Monday, September 10, 2012

Aboutness and Data-about-Data

     In another post, the idea was brought up that there is a disconnect between information that humans make, produce or understand (think) and information (data) that computers are structured to use as they communicate with other parts of the machine (or between machines). This might have as much to do with tagging posts in a blog, adding labels to items posted publication platforms such as Google's Blogger or writing descriptions while cataloging items in Millennium or Ex Libris Voyager. These last two software options are interacted with via a library's search catalog in their OPAC or publicly available URL. The previous interfaces are different.

     There are some similarities between each of these. But basically, the similarities revolve around code built into the systems because these are assumed to be how knowledge is categorized. The above article highlighted as "tagging" suggests platforms such as Wordpress  have categories and tags. The blend of these features create a general "box" for the knowledge in said post while the tags allow for a little nuance added that supposedly helps "aboutness" to be more clear for readers. The fact of this knowledge organization structure is assumed with the use of the technology and there is no more available to the user of the technology at any give time except for what the designers have assumed as more correct (or justified) at the time. Every piece of machinery has this arrangement, but the ubiquitous quality of these technologies' use currently means that these set modes of knowledge organization are hoisted upon more and more people.

     

    






     Millennium and Ex Libris Voyager have their own set of built-in assumptions about knowledge organization and own ways of applying metadata to items - in this case surrogate records for items that are not the record itself. The distinction between the post and the surrogate record means that even though there are still many machine-specific assumptions in every technology mentioned thus far, the surrogate is STILL a very different interaction because it is not necessarily read for its own sake in most cases. Both of these technologies have certain set fields within their interfaces that cannot be changed - even if they can be fine-tuned to a much far greater degree than any of the web-publishing technologies mentioned above. 
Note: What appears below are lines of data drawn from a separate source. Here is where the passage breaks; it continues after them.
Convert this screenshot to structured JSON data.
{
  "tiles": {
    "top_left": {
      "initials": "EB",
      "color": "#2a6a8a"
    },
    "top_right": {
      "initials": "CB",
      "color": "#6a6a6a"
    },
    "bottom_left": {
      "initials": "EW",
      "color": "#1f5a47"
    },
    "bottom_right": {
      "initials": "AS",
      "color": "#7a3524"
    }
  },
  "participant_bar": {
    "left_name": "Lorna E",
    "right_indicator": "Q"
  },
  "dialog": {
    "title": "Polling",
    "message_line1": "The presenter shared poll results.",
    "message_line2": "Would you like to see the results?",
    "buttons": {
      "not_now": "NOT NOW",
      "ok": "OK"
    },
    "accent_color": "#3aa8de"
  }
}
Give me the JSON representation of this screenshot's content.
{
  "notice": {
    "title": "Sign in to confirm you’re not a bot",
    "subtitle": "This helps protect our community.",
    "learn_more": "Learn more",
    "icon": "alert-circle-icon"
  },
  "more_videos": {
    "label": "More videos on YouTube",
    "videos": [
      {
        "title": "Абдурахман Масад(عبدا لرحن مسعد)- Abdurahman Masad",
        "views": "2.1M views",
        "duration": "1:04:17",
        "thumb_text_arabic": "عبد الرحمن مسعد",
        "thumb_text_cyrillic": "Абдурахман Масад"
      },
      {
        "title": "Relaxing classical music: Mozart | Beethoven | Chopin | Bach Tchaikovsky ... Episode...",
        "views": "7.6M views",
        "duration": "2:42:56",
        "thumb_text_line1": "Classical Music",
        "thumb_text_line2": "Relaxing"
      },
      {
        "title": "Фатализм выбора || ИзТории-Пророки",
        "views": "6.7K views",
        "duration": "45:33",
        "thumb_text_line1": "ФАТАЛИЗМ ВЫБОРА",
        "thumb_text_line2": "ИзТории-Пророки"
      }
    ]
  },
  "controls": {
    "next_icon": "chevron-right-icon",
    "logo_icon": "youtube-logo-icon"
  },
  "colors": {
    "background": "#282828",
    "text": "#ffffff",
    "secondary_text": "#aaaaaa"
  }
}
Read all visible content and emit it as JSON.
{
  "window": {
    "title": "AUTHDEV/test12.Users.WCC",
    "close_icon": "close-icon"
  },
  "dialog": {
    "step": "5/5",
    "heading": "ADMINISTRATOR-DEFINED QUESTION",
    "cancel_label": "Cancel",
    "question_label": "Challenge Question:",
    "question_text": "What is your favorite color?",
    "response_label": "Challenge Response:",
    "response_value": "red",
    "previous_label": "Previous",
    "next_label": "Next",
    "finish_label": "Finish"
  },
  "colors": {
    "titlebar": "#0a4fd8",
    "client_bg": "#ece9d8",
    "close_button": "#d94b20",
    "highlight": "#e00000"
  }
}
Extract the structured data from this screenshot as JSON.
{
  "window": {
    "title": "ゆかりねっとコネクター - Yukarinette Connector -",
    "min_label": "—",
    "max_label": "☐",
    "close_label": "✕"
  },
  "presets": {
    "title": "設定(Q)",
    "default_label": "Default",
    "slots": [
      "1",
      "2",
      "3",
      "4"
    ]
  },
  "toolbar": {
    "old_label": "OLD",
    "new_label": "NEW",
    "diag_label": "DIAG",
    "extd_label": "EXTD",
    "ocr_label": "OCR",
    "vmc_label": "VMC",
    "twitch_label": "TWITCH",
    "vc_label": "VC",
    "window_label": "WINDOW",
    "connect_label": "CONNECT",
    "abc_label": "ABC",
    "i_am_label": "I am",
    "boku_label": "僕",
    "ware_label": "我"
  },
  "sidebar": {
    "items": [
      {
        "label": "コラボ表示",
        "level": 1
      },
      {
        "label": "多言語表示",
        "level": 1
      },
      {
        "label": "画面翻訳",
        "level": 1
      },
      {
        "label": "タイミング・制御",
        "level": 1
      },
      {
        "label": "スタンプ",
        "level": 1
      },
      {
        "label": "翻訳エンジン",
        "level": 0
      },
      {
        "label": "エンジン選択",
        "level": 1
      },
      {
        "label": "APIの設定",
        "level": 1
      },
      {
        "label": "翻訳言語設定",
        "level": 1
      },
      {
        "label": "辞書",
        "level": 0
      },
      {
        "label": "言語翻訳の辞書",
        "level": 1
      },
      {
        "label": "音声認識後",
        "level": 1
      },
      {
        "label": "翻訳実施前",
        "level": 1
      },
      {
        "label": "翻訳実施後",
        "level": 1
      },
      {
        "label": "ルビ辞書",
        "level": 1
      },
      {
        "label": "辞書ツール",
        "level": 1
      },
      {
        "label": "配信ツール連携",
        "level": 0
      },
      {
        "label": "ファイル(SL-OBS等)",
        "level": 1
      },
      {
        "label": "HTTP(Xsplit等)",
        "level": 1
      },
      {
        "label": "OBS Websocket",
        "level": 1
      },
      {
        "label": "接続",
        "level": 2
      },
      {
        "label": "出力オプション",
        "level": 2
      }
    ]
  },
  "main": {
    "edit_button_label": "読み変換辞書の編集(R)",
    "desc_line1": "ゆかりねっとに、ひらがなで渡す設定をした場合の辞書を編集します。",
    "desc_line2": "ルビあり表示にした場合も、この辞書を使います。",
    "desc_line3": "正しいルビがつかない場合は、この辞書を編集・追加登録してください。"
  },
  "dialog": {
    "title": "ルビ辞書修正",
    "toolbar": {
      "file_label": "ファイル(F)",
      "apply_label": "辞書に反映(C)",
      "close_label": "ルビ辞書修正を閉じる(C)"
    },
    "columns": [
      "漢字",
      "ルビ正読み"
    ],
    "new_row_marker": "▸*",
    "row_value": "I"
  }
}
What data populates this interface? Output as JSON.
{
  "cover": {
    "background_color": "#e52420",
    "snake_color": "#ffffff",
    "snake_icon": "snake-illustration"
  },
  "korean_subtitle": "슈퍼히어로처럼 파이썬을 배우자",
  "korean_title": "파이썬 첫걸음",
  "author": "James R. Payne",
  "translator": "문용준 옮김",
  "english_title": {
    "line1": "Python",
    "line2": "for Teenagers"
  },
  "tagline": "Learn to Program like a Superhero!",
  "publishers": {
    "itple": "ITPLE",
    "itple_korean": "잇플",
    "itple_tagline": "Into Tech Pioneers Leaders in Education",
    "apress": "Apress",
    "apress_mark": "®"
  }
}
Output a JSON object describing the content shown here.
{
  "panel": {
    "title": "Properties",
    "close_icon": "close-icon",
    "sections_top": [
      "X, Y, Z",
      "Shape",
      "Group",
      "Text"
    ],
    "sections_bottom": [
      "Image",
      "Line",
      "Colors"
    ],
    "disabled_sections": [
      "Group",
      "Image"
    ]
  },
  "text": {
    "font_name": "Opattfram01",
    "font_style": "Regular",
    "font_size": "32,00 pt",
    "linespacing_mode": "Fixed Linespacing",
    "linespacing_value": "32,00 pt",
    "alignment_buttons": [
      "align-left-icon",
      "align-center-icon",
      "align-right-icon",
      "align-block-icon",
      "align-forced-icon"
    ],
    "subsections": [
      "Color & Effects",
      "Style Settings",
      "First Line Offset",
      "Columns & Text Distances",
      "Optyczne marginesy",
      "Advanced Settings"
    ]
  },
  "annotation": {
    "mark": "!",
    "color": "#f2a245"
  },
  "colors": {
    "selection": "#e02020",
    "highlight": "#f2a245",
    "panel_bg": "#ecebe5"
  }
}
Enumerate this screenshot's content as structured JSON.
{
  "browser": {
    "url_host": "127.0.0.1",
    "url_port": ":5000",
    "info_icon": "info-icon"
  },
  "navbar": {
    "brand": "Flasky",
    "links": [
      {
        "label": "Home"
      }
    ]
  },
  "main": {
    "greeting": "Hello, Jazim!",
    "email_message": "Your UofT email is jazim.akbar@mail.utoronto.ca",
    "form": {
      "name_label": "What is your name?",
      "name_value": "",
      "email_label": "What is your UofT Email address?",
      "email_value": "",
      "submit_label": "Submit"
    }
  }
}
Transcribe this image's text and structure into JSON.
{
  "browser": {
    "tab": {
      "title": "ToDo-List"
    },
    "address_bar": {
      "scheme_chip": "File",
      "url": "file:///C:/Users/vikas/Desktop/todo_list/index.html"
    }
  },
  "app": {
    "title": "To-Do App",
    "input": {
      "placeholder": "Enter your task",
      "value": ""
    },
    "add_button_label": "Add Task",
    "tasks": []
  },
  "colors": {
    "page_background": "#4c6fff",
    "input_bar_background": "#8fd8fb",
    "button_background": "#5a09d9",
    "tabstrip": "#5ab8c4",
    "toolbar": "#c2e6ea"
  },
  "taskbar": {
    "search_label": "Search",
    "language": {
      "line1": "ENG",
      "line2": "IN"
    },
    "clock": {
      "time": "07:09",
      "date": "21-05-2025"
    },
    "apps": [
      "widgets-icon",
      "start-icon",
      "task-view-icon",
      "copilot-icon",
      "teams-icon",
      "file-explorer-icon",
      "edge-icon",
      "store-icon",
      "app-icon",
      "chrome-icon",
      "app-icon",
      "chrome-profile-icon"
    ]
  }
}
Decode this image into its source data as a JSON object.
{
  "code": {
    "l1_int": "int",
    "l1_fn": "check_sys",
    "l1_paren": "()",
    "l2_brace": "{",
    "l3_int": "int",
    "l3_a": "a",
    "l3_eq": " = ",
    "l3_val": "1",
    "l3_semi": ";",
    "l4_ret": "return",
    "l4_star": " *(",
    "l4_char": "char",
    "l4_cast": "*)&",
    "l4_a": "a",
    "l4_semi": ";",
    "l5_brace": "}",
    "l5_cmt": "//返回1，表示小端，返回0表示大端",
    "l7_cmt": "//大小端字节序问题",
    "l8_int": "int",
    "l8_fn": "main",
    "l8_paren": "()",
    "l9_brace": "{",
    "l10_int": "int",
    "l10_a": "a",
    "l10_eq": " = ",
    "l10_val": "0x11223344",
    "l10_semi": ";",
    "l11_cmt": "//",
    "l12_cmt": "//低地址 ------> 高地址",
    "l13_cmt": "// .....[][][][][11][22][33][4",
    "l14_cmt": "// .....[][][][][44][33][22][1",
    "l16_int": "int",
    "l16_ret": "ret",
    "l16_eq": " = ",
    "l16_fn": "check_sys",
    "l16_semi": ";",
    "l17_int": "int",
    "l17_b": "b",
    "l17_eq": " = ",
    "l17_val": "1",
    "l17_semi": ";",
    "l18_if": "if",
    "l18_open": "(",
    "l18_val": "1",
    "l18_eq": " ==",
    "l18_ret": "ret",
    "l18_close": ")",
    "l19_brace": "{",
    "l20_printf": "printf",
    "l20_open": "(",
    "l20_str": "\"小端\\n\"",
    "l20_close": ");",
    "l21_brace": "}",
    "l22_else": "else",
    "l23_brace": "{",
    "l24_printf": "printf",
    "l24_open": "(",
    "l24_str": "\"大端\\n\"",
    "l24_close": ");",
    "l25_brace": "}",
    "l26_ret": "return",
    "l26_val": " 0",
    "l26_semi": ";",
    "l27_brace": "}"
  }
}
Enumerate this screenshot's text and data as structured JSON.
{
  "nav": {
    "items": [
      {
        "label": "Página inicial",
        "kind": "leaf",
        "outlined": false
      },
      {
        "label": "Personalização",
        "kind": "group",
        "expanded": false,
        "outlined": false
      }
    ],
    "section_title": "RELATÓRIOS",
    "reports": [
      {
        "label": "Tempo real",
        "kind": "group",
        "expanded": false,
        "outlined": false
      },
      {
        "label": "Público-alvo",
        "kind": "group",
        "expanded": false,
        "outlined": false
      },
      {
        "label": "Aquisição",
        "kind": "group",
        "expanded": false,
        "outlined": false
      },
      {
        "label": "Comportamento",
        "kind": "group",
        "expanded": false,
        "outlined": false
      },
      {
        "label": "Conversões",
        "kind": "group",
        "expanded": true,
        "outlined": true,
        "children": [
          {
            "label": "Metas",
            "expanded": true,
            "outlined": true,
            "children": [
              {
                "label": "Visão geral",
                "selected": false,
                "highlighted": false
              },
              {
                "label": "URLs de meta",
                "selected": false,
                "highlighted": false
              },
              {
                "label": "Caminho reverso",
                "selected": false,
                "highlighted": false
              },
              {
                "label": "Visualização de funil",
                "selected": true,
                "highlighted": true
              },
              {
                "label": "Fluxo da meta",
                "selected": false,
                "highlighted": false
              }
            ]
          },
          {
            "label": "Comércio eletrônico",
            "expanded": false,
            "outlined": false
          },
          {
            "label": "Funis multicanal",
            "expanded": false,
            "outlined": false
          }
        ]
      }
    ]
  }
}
     Today, however, I was in a conversation with a polyglot cataloger of serials in many languages (currently working with a collection of items from Harry Houdini's library donated to special collections) with the Library of Congress. The conversation was specifically on data-about-data (metadata) and the ways in which technologies do and do not accomplish certain jobs which they could accomplish if certain arrangements were different. She told us that even with the code-style used with cataloging (MARC - Machine-Readable Cataloging), all the detailed set of rules for each field and sub-field (including the formatting of those sub-fields) and all the facets of information able to be added to the surrogate record made in the cataloging module, the technology is still quite limited. By this she meant at least one important point - that even though there are so many methods within this technology to describe artifacts, the human mind understands and is frustrated by the singular method offered to accomplish the cataloger's goals.

     The same conversation included a man, also from the Library of Congress, but from the Preservation Directorate - Re-formatting Division, who has written on the modes of expression possible in describing any given work that are not used due to who has already decided what kinds of information counts as data. There are a great number of factors in these decisions, but much of them have to do with socio-economics. These decisions do not revolve around issues about people or writing. Rather, they are also tied to "truths" about physical and mathematical sciences from positions of power. For a good read on this topic, I heartily recommend "Cataloging Theory in Search of Graph Theory and Other Ivory Towers," a paper that has this post's topic as one facet. The paper is available in a pre-print format from American Library Association here. And again, both of these library minded people recognize that even though computers and IT-minded groups/companies have done a lot in the world, they may not have set the world up for a multitude of knowledge organization structures even though most technologies in use today are capable of so much more than what is being taken advantage of at the present time.  Machines do certain things really well. But they only do what they do. Humans do the rest (and built those machines).

Thank you.

As always, dialogue is welcome here or @ Twitter.
    

1 comment:

Anonymous said...

Would you consider "aboutness" an abstract or a concrete idea? Do you see that it might be both?